I think the hardest part is no one really acknowledges him. Sometimes it would be nice to hear other people say his name. My husband does sometimes and my sister will to but other than that, no. It’s like he never existed and that kills me. I want to share his pictures. I want to talk about how happy he made me for the short time he was around. Even if I cry, I’m just sad he’s gone, not that he was here.
Tomorrow, I’ll be celebrating out first major Holiday without him. Yes, we went through Halloween but I slept while Chris took the kids out. I was kind of disconnected from myself then. Tomorrow, I will be dealing with family members I haven’t seen yet. Tomorrow, I’ll be thinking about how I would be showing. How Lincoln would probably be kicking hard enough to feel on the outside now. How I wouldn’t be able to eat too much because Lincoln always made me so full so fast. How I should be exhausted when I go shopping with my mother in low tomorrow night/friday.

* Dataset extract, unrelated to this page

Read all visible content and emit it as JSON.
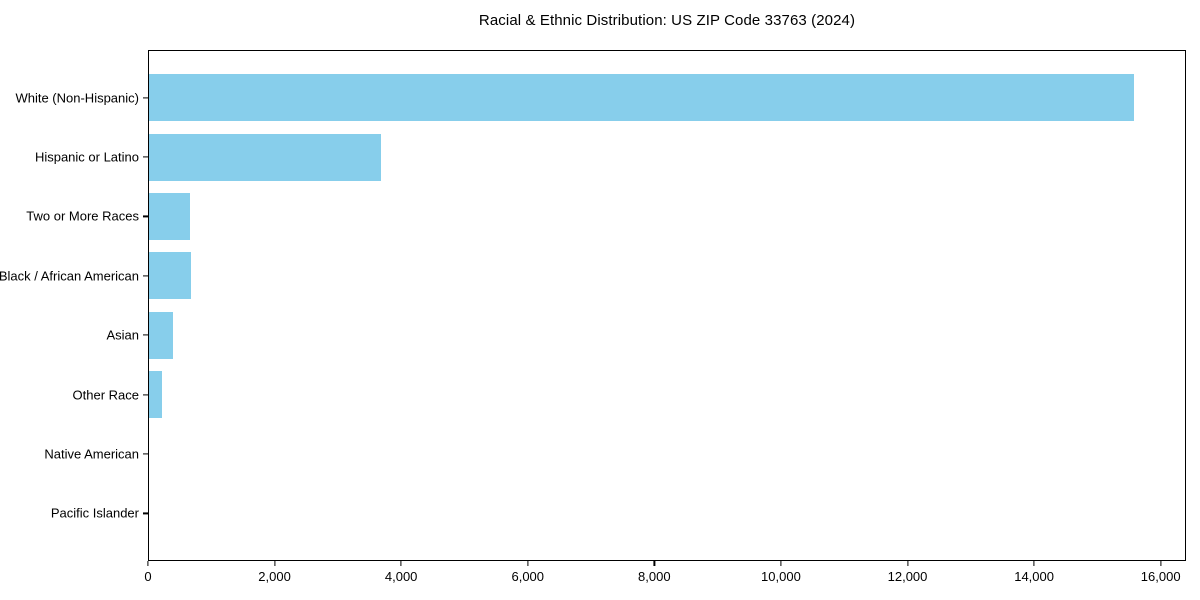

This year, even though I feel like I had a piece of myself stolen from me, I am so thankful for the 22 weeks I got with him. I’m so thankful for that morning sickness. I’m thankful for the exhaustion I felt. I’m so thankful for the sore breast and on and off bleeding. I’m thankful for the kicks I got to feel while he was still with us. I’m thank for the pictures, prints, his blanket and his little bunny.